A team of engineers at Pennsylvania State University, including faculty and students, has been working on a solution to protect staff at drive-through COVID-19 testing sites.
The team, working separately in different locations around the university, designed a booth that provides a barrier between the individuals being tested and the person conducting the test. This approach can make personal protective equipment, such as face masks, unnecessary, making work more comfortable for nurses and reducing the need for items that are currently in short supply.
The device resembles a parking attendant’s booth and features insulation from the outside, a ventilation and heating system, lab-like rubber gloves to interact with those tested, and a sanitation system to clean the outside of the gloves.
“The idea was to design and construct a scaled-up version of what engineers and scientists call a ‘reversible glovebox or isolation glovebox,’” said Naveen Muthumanickam, one of the team members developing the new booth, in a press release. “Our version would need to accommodate a nurse who stands inside a booth and uses the reversible gloves to collect nasal swabs from patients outside the booth, thus preventing spread of the virus through contact.”
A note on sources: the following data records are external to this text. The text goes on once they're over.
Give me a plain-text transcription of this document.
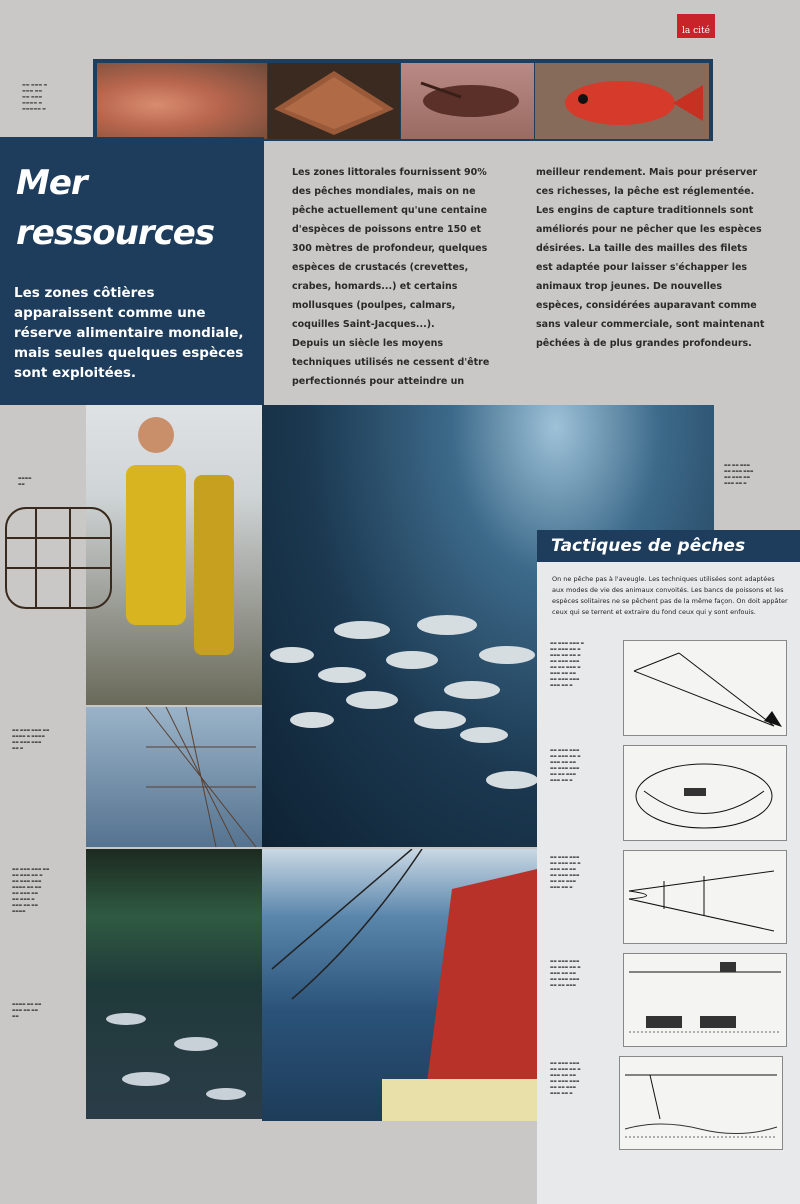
la cité
▬▬ ▬▬▬ ▬
▬▬▬ ▬▬
▬▬ ▬▬▬
▬▬▬▬ ▬
▬▬▬▬▬ ▬
Mer
ressources
Les zones côtières apparaissent comme une réserve alimentaire mondiale, mais seules quelques espèces sont exploitées.
Les zones littorales fournissent 90% des pêches mondiales, mais on ne pêche actuellement qu'une centaine d'espèces de poissons entre 150 et 300 mètres de profondeur, quelques espèces de crustacés (crevettes, crabes, homards...) et certains mollusques (poulpes, calmars, coquilles Saint-Jacques...).
Depuis un siècle les moyens techniques utilisés ne cessent d'être perfectionnés pour atteindre un
meilleur rendement. Mais pour préserver ces richesses, la pêche est réglementée.
Les engins de capture traditionnels sont améliorés pour ne pêcher que les espèces désirées. La taille des mailles des filets est adaptée pour laisser s'échapper les animaux trop jeunes. De nouvelles espèces, considérées auparavant comme sans valeur commerciale, sont maintenant pêchées à de plus grandes profondeurs.
▬▬▬▬
▬▬
▬▬ ▬▬▬ ▬▬▬ ▬▬
▬▬▬▬ ▬ ▬▬▬▬
▬▬ ▬▬▬ ▬▬▬
▬▬ ▬
▬▬ ▬▬▬ ▬▬▬ ▬▬
▬▬ ▬▬▬ ▬▬ ▬
▬▬ ▬▬▬ ▬▬▬
▬▬▬▬ ▬▬ ▬▬
▬▬ ▬▬▬ ▬▬
▬▬ ▬▬▬ ▬
▬▬▬ ▬▬ ▬▬
▬▬▬▬
▬▬▬▬ ▬▬ ▬▬
▬▬▬ ▬▬ ▬▬
▬▬
▬▬ ▬▬ ▬▬▬
▬▬ ▬▬▬ ▬▬▬
▬▬ ▬▬▬ ▬▬
▬▬▬ ▬▬ ▬
Tactiques de pêches
On ne pêche pas à l'aveugle. Les techniques utilisées sont adaptées aux modes de vie des animaux convoités. Les bancs de poissons et les espèces solitaires ne se pêchent pas de la même façon. On doit appâter ceux qui se terrent et extraire du fond ceux qui y sont enfouis.
▬▬ ▬▬▬ ▬▬▬ ▬
▬▬ ▬▬▬ ▬▬ ▬
▬▬▬ ▬▬ ▬▬ ▬
▬▬ ▬▬▬ ▬▬▬
▬▬ ▬▬ ▬▬▬ ▬
▬▬▬ ▬▬ ▬▬
▬▬ ▬▬▬ ▬▬▬
▬▬▬ ▬▬ ▬
▬▬ ▬▬▬ ▬▬▬
▬▬ ▬▬▬ ▬▬ ▬
▬▬▬ ▬▬ ▬▬
▬▬ ▬▬▬ ▬▬▬
▬▬ ▬▬ ▬▬▬
▬▬▬ ▬▬ ▬
▬▬ ▬▬▬ ▬▬▬
▬▬ ▬▬▬ ▬▬ ▬
▬▬▬ ▬▬ ▬▬
▬▬ ▬▬▬ ▬▬▬
▬▬ ▬▬ ▬▬▬
▬▬▬ ▬▬ ▬
▬▬ ▬▬▬ ▬▬▬
▬▬ ▬▬▬ ▬▬ ▬
▬▬▬ ▬▬ ▬▬
▬▬ ▬▬▬ ▬▬▬
▬▬ ▬▬ ▬▬▬
▬▬ ▬▬▬ ▬▬▬
▬▬ ▬▬▬ ▬▬ ▬
▬▬▬ ▬▬ ▬▬
▬▬ ▬▬▬ ▬▬▬
▬▬ ▬▬ ▬▬▬
▬▬▬ ▬▬ ▬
After each test, the patient sample is dropped into a container below the gloves. Within the container are jets that spray a sanitizing liquid. The nurse simply inserts the gloves into the container and presses a pedal on the floor to cover the gloves with the sanitizer. This helps to make sure the gloves do not transmit the disease. The interior of the booth is made of materials that are easy to sanitize and that can handle the sanitizing chemicals.
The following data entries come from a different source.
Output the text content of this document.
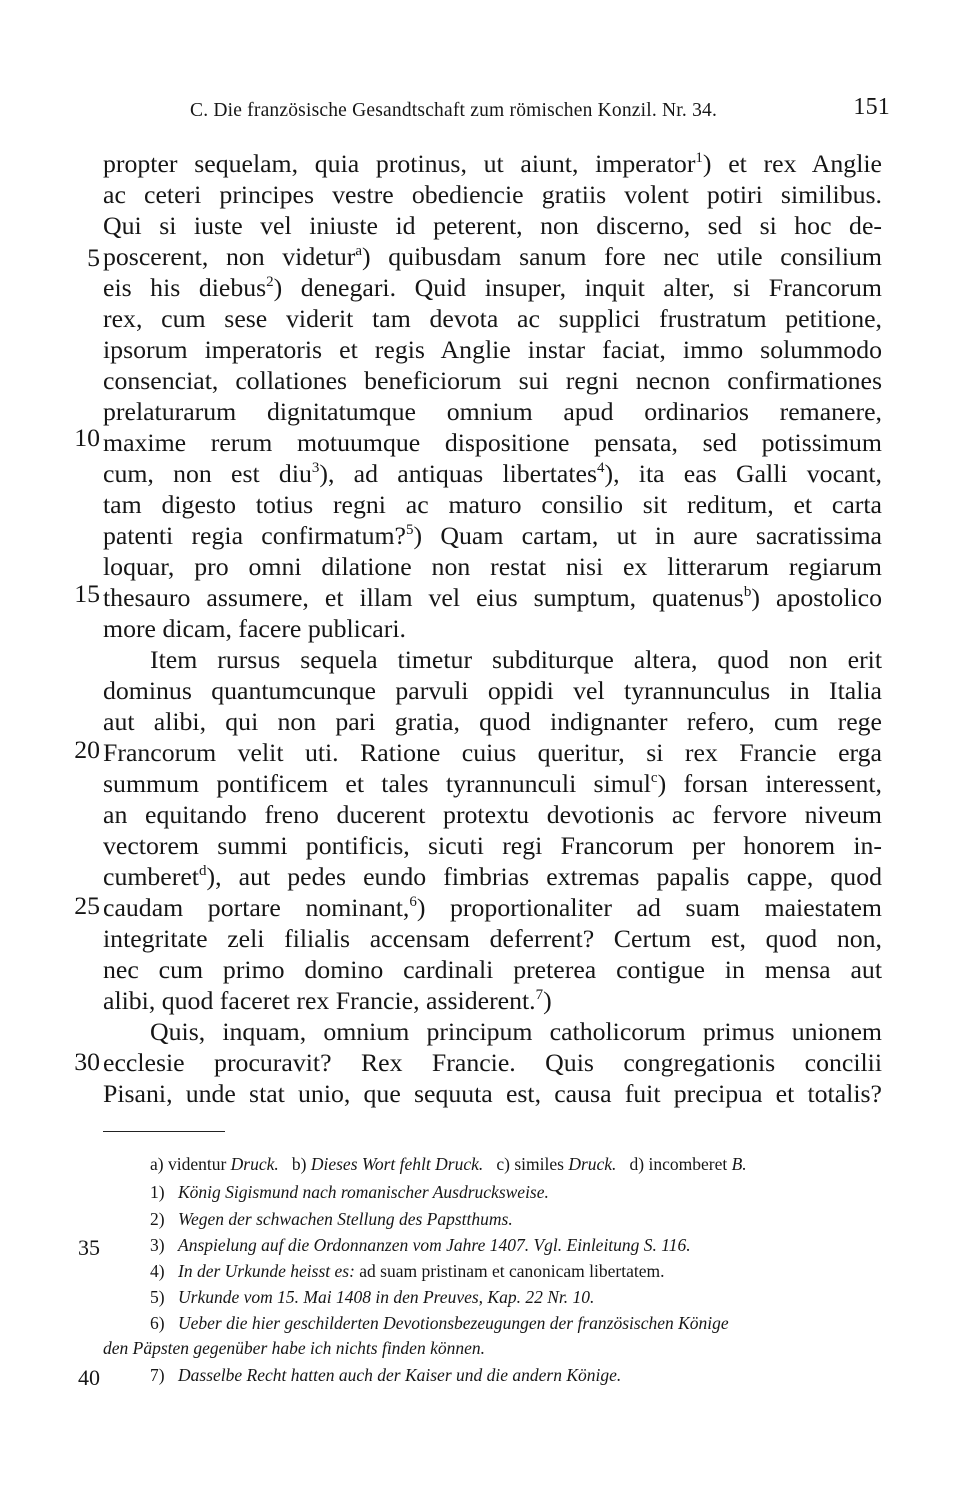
C. Die französische Gesandtschaft zum römischen Konzil. Nr. 34.	151
5
10
15
20
25
30
propter sequelam, quia protinus, ut aiunt, imperator$^1$) et rex Anglie
ac ceteri principes vestre obediencie gratiis volent potiri similibus.
Qui si iuste vel iniuste id peterent, non discerno, sed si hoc de-
poscerent, non videtur$^a$) quibusdam sanum fore nec utile consilium
eis his diebus$^2$) denegari. Quid insuper, inquit alter, si Francorum
rex, cum sese viderit tam devota ac supplici frustratum petitione,
ipsorum imperatoris et regis Anglie instar faciat, immo solummodo
consenciat, collationes beneficiorum sui regni necnon confirmationes
prelaturarum dignitatumque omnium apud ordinarios remanere,
maxime rerum motuumque dispositione pensata, sed potissimum
cum, non est diu$^3$), ad antiquas libertates$^4$), ita eas Galli vocant,
tam digesto totius regni ac maturo consilio sit reditum, et carta
patenti regia confirmatum?$^5$) Quam cartam, ut in aure sacratissima
loquar, pro omni dilatione non restat nisi ex litterarum regiarum
thesauro assumere, et illam vel eius sumptum, quatenus$^b$) apostolico
more dicam, facere publicari.
Item rursus sequela timetur subditurque altera, quod non erit
dominus quantumcunque parvuli oppidi vel tyrannunculus in Italia
aut alibi, qui non pari gratia, quod indignanter refero, cum rege
Francorum velit uti. Ratione cuius queritur, si rex Francie erga
summum pontificem et tales tyrannunculi simul$^c$) forsan interessent,
an equitando freno ducerent protextu devotionis ac fervore niveum
vectorem summi pontificis, sicuti regi Francorum per honorem in-
cumberet$^d$), aut pedes eundo fimbrias extremas papalis cappe, quod
caudam portare nominant,$^6$) proportionaliter ad suam maiestatem
integritate zeli filialis accensam deferrent? Certum est, quod non,
nec cum primo domino cardinali preterea contigue in mensa aut
alibi, quod faceret rex Francie, assiderent.$^7$)
Quis, inquam, omnium principum catholicorum primus unionem
ecclesie procuravit? Rex Francie. Quis congregationis concilii
Pisani, unde stat unio, que sequuta est, causa fuit precipua et totalis?
a) videntur Druck. b) Dieses Wort fehlt Druck. c) similes Druck. d) incomberet B.
1) König Sigismund nach romanischer Ausdrucksweise.
2) Wegen der schwachen Stellung des Papstthums.
35	3) Anspielung auf die Ordonnanzen vom Jahre 1407. Vgl. Einleitung S. 116.
4) In der Urkunde heisst es: ad suam pristinam et canonicam libertatem.
5) Urkunde vom 15. Mai 1408 in den Preuves, Kap. 22 Nr. 10.
6) Ueber die hier geschilderten Devotionsbezeugungen der französischen Könige
den Päpsten gegenüber habe ich nichts finden können.
40	7) Dasselbe Recht hatten auch der Kaiser und die andern Könige.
The current prototype was designed by the team using online group productivity tools, while individual team members were responsible for building different parts of the booth and transporting those parts to the person doing the final assembly. Testing will soon be taking place to help identify any issues with the new booth, including ergonomics, to make sure that it can be safely used for long periods of time.
“We will be able to see if nurses should sit or stand, if the arms are placed in a comfortable way … as well as how much time nurses have in between doing tests that would inform the positing of their arms,” said Felecia Davis, an architecture professor at Penn State.